石英、氮化矽與碳化矽基板上長晶之觀測研究

Abstract

Kerf-less矽晶片鑄造技術是一種使用矽晶直接接觸不同基板的方法，由於此方法比起其他非傳統鑄造技術有更高的潛能突破晶片品質和產量的限制，所以是一項相當重要的研究主題。使用基板作為鑄造晶片的方法讓人能更好控制鑄造出的晶片型態和晶體特性，同時也具有更好控制溫度分布的能力，因此能有較好的晶片輸出。在這份研究裡，我們使用固向觀測及測量溫度的方法，來更加了解矽晶片在不同基板上的長晶機制。研究氮化矽、石英板和碳化矽在5 K/min 到 100 K/min的冷卻速度下的變化。在使用固向觀測方法下，我們發現根據不同基板和冷卻速度矽晶片長晶由帶狀成核變化為圓形狀成核。帶狀成核一開始在軸向快速長晶，之後再向側向長晶，例如樹枝狀生長，而圓形狀成核有著更加穩定的徑向長晶。目前的文章討論了帶狀成核和圓形狀成核的長晶模式和觀察趨勢。在長晶模式中，冷卻速度和過冷現象被發現是一個重要的因素，因為它們影響了成核頻率和回火現象。在帶狀成核時，增加冷卻速度和過冷皆被發現能增加成核傾向和晶粒生長頻率，是因為他們對過冷和局部溫度梯度的影響。但是，在圓形成核模式時，即使在低過冷狀態下成核能得到較高的晶粒頻率。臨界成核半徑和回火速度被用來解釋長晶模式和那些引起圓形狀長晶需要的參數。電子背向散射繞射分析被用於進行晶向和晶粒大小分布測量，測量結果和固向觀測及溫度測量方法一致。

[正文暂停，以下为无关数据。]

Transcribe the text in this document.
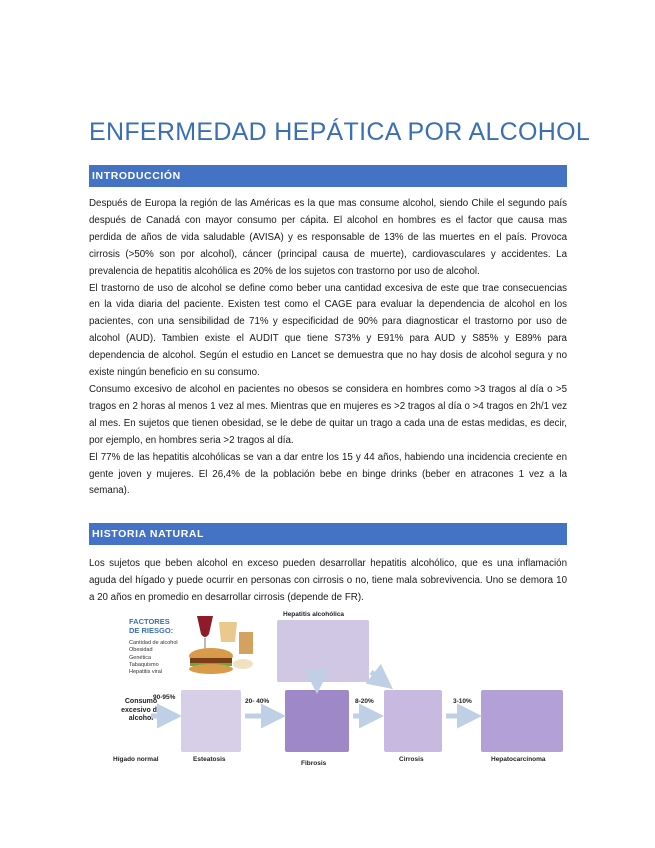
ENFERMEDAD HEPÁTICA POR ALCOHOL
INTRODUCCIÓN

Después de Europa la región de las Américas es la que mas consume alcohol, siendo Chile el segundo país después de Canadá con mayor consumo per cápita. El alcohol en hombres es el factor que causa mas perdida de años de vida saludable (AVISA) y es responsable de 13% de las muertes en el país. Provoca cirrosis (>50% son por alcohol), cáncer (principal causa de muerte), cardiovasculares y accidentes. La prevalencia de hepatitis alcohólica es 20% de los sujetos con trastorno por uso de alcohol.

El trastorno de uso de alcohol se define como beber una cantidad excesiva de este que trae consecuencias en la vida diaria del paciente. Existen test como el CAGE para evaluar la dependencia de alcohol en los pacientes, con una sensibilidad de 71% y especificidad de 90% para diagnosticar el trastorno por uso de alcohol (AUD). Tambien existe el AUDIT que tiene S73% y E91% para AUD y S85% y E89% para dependencia de alcohol. Según el estudio en Lancet se demuestra que no hay dosis de alcohol segura y no existe ningún beneficio en su consumo.

Consumo excesivo de alcohol en pacientes no obesos se considera en hombres como >3 tragos al día o >5 tragos en 2 horas al menos 1 vez al mes. Mientras que en mujeres es >2 tragos al día o >4 tragos en 2h/1 vez al mes. En sujetos que tienen obesidad, se le debe de quitar un trago a cada una de estas medidas, es decir, por ejemplo, en hombres seria >2 tragos al día.

El 77% de las hepatitis alcohólicas se van a dar entre los 15 y 44 años, habiendo una incidencia creciente en gente joven y mujeres. El 26,4% de la población bebe en binge drinks (beber en atracones 1 vez a la semana).

HISTORIA NATURAL

Los sujetos que beben alcohol en exceso pueden desarrollar hepatitis alcohólico, que es una inflamación aguda del hígado y puede ocurrir en personas con cirrosis o no, tiene mala sobrevivencia. Uno se demora 10 a 20 años en promedio en desarrollar cirrosis (depende de FR).

FACTORES DE RIESGO:
Cantidad de alcohol
Obesidad
Genética
Tabaquismo
Hepatitis viral
Hepatitis alcohólica
Consumo excesivo de alcohol
Hígado normal	Esteatosis
Fibrosis
Cirrosis	Hepatocarcinoma
90-95%
20- 40%	8-20%	3-10%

Kerf-less silicon casting technologies utilizing direct contact on a foreign substrate remains an important research topic due to its potential in overcoming the quality and production output limitations present in other non-conventional silicon casting technologies. The use of substrate as a casting surface provides the system better control over the casted wafer’s morphological and crystallographic characteristics, and it also grants better control over the temperature distribution to achieve higher throughput. In this study, in situ observations and temperature measurements were carried out to better understand the nucleation and growth behavior of silicon thin-sheets on various substrates. Silicon nitride, quartz, and silicon carbide substrates at cooling rates ranging from 5 K/min to 100 K/min were considered. Visual observations revealed variations in the growth mode of silicon wafers from strips growth to circular growth due to substrate and the cooling parameters effects to the underlying driving force for solidification. The nucleation of solid strips, i.e., dendrites, initially grew axially at high rates before expanding laterally, whereas circular nucleations grew radially at a relatively slower and stable pace. Furnace cooling parameters and the extent to which the substrate can sustain the undercooling were found to dictate the ensuing mode of growth and the trends experienced therein. Undercooling estimates, recalescence rates, solidification densities, and growth kinetics were discussed to discern their interrelation and explain their effects to the resulting nucleation and wafer growth behavior. Increasing cooling rate and undercooling for nucleation were found to consistently increase grain frequency as confirmed by electron backscatter diffraction analysis. Prevalence of certain grain orientation and the consequent increase in Σ3 grain boundaries was also discerned due to the preference of dendritic strips growth.